Where I could cross n' roam

Under an arch or dome. [1]

I just kept on the road

That was laid out,

Told to hold out

Till it pays out. [2]

Now I think its too late

Been walking too long,

Classes are all wrong

But masses too strong. [3]

So I follow with my head down

And chest up, succeeding cause

I'm too scared to fuck it up. [4]

But I have a need to lead,

Top-down and gears up

Leaving nothing to the dust.

But if I drop out, I'm a fuck up. [5]

Is it better to live and rust

Or drive till it busts

With trust you can find the way? [6]


[1] - Play on roam/Rome.
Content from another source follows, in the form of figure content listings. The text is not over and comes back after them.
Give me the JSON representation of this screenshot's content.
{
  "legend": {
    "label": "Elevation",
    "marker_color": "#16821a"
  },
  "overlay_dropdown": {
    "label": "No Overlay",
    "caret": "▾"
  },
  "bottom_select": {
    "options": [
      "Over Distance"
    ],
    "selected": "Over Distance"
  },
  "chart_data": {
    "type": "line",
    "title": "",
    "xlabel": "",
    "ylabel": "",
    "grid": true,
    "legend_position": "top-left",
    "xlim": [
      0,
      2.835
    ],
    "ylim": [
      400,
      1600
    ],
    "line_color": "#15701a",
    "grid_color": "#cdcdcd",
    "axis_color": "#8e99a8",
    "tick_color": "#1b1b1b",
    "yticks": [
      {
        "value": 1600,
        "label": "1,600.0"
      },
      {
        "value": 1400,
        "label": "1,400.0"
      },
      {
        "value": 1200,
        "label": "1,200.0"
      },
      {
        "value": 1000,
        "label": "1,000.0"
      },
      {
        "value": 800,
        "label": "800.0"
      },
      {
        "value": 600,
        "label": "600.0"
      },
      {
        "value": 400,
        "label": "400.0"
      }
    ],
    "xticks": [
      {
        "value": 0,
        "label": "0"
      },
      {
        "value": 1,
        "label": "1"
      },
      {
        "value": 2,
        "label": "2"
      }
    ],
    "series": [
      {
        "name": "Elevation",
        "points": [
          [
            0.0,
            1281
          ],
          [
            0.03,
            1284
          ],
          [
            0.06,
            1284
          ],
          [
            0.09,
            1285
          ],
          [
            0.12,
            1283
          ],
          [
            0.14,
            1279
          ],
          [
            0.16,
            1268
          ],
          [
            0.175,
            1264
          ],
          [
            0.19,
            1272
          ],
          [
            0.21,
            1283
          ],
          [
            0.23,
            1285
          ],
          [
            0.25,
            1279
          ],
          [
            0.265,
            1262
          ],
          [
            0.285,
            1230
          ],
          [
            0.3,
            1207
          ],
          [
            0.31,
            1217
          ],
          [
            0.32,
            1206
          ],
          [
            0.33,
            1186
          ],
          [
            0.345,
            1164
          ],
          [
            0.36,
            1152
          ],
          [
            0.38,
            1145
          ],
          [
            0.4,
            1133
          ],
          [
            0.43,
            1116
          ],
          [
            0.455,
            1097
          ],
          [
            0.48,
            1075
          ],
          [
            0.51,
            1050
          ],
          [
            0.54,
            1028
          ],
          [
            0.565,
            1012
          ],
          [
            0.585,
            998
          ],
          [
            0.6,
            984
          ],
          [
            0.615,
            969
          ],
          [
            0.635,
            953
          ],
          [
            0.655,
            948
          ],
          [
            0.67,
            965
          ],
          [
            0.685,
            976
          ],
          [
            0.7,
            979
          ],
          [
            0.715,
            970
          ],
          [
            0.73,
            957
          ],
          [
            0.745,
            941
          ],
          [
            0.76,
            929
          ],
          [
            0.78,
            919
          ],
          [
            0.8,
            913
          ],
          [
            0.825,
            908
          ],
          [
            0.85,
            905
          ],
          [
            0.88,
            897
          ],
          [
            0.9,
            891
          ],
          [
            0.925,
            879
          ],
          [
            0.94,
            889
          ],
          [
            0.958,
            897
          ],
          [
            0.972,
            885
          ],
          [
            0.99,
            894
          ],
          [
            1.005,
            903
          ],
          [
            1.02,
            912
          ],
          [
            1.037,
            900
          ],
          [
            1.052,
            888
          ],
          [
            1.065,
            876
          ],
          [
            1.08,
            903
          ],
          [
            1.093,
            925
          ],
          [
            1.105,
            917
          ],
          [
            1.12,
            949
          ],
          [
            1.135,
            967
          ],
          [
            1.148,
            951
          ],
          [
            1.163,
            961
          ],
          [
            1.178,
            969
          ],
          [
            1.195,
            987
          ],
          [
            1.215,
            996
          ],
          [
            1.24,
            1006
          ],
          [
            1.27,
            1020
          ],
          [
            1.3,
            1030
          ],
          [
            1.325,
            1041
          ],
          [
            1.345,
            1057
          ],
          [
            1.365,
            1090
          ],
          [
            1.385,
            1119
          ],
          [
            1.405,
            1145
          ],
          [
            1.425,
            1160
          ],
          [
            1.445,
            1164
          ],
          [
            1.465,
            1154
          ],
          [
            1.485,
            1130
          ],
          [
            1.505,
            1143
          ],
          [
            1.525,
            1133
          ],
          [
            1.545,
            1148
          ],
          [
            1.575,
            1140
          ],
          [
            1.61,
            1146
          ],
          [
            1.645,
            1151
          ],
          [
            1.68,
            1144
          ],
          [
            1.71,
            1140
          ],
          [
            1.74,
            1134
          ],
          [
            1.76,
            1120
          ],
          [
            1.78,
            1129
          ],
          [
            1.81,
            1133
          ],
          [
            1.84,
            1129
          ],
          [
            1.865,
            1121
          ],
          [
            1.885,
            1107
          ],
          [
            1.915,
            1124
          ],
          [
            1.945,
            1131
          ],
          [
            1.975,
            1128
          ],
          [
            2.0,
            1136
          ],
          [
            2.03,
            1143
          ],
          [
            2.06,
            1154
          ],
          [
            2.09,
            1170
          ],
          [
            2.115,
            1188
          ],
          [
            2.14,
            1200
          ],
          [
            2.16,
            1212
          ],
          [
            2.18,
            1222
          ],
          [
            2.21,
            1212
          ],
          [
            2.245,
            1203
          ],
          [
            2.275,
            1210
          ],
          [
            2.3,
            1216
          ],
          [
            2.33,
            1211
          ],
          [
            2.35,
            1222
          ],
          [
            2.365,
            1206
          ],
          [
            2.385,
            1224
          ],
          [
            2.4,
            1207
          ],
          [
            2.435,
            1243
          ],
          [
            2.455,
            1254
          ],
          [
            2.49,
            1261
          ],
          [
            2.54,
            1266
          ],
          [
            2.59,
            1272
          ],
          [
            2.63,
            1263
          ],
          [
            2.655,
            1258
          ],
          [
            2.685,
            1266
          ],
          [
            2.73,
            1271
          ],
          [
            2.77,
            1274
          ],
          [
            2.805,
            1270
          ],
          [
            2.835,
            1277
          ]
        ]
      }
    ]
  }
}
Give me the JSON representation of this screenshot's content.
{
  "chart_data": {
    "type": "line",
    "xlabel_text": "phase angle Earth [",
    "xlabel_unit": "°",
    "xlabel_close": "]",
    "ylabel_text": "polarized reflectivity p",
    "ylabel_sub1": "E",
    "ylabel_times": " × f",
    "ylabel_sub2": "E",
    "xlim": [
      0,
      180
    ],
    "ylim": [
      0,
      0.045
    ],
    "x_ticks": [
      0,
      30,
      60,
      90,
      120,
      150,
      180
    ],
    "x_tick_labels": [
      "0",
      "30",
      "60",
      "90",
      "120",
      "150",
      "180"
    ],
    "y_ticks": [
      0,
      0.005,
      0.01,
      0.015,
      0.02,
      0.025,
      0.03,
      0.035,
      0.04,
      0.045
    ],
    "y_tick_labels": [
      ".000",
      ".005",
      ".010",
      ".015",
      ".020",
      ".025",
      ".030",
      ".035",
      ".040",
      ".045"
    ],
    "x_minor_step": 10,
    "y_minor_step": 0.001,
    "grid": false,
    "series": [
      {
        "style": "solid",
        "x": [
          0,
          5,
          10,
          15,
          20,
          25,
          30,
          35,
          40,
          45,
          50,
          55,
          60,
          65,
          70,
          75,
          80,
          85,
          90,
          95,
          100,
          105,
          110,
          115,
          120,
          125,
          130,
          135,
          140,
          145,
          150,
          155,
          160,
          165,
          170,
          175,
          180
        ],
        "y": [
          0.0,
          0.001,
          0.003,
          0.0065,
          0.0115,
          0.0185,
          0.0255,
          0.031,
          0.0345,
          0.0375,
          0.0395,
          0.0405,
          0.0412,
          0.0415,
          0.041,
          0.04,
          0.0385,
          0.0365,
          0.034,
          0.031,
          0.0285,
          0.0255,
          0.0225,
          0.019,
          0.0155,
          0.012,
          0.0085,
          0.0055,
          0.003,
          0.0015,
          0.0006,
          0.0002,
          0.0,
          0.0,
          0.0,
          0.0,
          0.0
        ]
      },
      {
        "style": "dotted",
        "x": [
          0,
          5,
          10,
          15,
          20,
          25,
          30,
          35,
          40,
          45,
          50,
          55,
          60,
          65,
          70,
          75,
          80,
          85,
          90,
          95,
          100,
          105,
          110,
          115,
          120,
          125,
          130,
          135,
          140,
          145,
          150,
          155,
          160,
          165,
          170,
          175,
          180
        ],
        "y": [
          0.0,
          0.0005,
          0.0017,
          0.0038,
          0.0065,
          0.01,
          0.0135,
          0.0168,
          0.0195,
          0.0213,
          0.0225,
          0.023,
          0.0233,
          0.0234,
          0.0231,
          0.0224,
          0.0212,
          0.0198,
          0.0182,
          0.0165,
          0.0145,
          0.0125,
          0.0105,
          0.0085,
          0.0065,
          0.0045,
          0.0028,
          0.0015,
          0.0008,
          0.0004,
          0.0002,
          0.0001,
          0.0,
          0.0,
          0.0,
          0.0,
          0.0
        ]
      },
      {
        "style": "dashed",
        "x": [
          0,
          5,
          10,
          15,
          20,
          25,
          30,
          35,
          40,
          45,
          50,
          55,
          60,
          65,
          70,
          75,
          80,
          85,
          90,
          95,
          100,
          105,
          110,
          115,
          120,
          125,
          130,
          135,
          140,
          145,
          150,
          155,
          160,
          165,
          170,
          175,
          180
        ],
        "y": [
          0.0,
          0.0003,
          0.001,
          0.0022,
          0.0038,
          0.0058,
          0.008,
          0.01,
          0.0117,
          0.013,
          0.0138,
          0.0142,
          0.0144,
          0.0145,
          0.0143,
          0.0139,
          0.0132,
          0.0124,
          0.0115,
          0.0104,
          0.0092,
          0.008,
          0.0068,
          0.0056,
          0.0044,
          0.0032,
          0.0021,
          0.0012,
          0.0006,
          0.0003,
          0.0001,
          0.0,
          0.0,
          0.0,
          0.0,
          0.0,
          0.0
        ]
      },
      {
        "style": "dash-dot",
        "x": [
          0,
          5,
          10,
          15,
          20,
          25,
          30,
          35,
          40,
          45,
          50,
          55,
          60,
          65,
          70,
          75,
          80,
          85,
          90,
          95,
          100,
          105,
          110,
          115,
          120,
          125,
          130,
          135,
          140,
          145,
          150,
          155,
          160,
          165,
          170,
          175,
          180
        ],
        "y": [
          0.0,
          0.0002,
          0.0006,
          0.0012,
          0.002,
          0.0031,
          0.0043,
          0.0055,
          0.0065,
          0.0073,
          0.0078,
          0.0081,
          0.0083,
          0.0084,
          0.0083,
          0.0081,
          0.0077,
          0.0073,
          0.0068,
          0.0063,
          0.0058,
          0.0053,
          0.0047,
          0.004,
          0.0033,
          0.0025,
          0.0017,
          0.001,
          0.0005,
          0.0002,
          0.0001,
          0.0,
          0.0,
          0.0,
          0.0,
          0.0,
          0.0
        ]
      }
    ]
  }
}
Starts the poem by expressing the feeling of being trapped in my path in life. I felt like I never got the chance to figure out what I wanted to do.

[2] - I think a lot of it was I was following what people told me I should be doing.

[3] - I have a feeling that it is too late to change my course of life. I'm in a college for business, taking classes about business, and everyone around me wants to do business.

[4] - This is saying that even though I am not passionate about what I am doing I am still trying to succeed only because I'm scared of failing or quitting.

[5] - I want to leave and lead myself, do something where I'm not following but I don't know how to do that. This part starts a car reference, idk I've been watching Formula 1 on Netflix and its dope.

[6] - This is the question I've been asking myself, wondering if I should continue on with my path or follow my passion.